Quel peut être l'apport de l'ergonomie concernant le maintien dans l'emploi ?
Samuel Libgot : L'intervention des ergonomes en entreprise vise à comprendre les situations réelles de travail pour les transformer au besoin, en mettant en lumière la façon dont les travailleurs vivent leur travail. Dans un contexte d'allongement de la durée des carrières professionnelles, en vue d'éviter l'exclusion précoce du marché du travail, il devient nécessaire d'appréhender autrement le vieillissement démographique. Ce dernier n'est pas une maladie, mais il faut regarder comment l'organisation du travail peut accélérer ce processus et mettre en exergue une perte de capacité. Vouloir maintenir les salariés en emploi revient donc à agir sur leur travail, ce qui est le fondement de l'ergonomie, en dépassant une approche de stricte compensation fonctionnelle d'une situation individuelle.
L'action du Groupement d'étude pour le développement de l'ergonomie en réadaptation (Geder) a-t-elle permis d'améliorer cet apport ?
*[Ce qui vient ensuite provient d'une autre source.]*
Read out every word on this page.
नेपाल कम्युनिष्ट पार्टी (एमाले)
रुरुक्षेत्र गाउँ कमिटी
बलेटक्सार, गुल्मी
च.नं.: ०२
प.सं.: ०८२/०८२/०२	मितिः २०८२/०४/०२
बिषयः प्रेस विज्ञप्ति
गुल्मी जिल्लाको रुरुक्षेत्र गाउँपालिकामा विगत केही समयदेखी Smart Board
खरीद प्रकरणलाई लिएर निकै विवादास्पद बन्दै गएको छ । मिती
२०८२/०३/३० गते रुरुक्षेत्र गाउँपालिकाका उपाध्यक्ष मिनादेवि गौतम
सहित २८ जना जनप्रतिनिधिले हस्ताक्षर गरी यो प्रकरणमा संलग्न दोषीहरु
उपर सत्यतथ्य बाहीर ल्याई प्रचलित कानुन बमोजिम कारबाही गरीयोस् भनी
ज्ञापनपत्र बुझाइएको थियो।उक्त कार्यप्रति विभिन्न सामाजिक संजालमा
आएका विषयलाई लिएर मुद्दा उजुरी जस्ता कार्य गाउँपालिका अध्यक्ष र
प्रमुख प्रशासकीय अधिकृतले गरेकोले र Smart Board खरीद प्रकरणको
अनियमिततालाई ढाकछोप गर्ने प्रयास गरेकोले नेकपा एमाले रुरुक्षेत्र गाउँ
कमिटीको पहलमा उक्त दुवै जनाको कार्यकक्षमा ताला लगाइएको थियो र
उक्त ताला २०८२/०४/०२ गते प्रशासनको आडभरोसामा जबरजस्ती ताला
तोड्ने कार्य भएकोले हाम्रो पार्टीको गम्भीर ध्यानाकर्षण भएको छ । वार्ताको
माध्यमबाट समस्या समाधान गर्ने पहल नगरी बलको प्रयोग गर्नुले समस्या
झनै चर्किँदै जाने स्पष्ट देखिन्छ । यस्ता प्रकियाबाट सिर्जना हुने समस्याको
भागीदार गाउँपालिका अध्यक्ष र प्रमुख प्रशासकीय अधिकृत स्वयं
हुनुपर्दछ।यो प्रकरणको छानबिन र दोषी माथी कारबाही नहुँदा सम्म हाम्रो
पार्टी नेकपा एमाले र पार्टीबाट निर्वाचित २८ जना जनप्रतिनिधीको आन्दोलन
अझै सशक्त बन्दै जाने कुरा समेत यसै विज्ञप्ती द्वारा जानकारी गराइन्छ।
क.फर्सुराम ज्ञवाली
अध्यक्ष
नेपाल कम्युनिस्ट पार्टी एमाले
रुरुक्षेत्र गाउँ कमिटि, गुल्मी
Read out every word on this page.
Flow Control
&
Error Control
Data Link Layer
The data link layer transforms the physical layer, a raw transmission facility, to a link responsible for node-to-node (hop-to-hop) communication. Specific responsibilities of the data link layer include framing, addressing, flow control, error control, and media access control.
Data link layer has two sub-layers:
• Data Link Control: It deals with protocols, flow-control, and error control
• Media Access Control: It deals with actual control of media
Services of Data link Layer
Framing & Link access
S. L. : Le Geder est une association qui vise au développement de l'ergonomie dans les structures oeuvrant à la réadaptation des personnes en situation de handicap. Nos travaux ont permis de montrer que les situations d'entrave rencontrées par certains individus, qui ne correspondent pas à la norme de l'homme standard, sont révélatrices des difficultés que peuvent rencontrer leurs collègues. Ils ont aussi indiqué que la survenue de situations invalidantes annonce celle de situations de handicap. Il faut donc les prévenir. Pour viser une pleine intégration, il est ainsi indispensable d'agir, avant tout, sur les dimensions collectives du travail : le temps de travail, la coopération entre les travailleurs, etc. Dans un deuxième temps, on pourra s'intéresser à l'adaptation des outils de travail. D'une certaine façon, le siège ergonomique n'existe pas. C'est d'abord la possibilité de disposer de son propre corps qui va permettre la prévention du mal de dos ! La question est de voir comment l'organisation du travail peut évoluer pour permettre cette possibilité. On parlera alors d'organisations "capacitantes". Les ergonomes peuvent accompagner les entreprises dans cette démarche.
Quels sont les nouveaux défis ?
S. L. : La pratique de l'ergonomie dans le champ de la réadaptation amène la question suivante : à quel homme le travail doit-il être adapté ? Cela implique de se pencher sur les variabilités interindividuelles au travail. Les irrégularités de l'état de santé font partie de la normalité, qu'elles soient reconnues ou non comme telles. Mais elles augmentent la sensibilité des individus aux aléas du milieu de travail, alors que la bonne santé les tolère.
Repères
Créé en 1984, le Groupement d'étude pour le développement de l'ergonomie en réadaptation (Geder) est un lieu de réflexion et d'échange de connaissances sur la pratique de l'ergonomie dans les situations de handicap au travail. Ses travaux de recherche ont notamment porté sur la modélisation des situations handicapantes et sur la compréhension des processus d'exclusion des personnes handicapées dans le monde du travail.
Avec l'allongement de la durée d'activité lié au recul du départ en retraite, l'enjeu pour les entreprises sera de conserver leurs salariés, quels que soient leur âge ou leur état de santé. Pour cela, elles devront mieux prendre en compte l'altérité, le fait que les opérateurs ne sont pas similaires. Le défi à venir pour l'ergonomie, c'est sans doute de se rapprocher davantage des sciences de gestion pour former les dirigeants et les managers aux notions de travail réel et d'altérité, du fait de l'extrême diversité des populations au travail. La construction d'environnements "capacitants", permettant le développement de l'activité professionnelle sur les plans physique, cognitif et social, apparaît aujourd'hui comme un des objectifs de l'action ergonomique.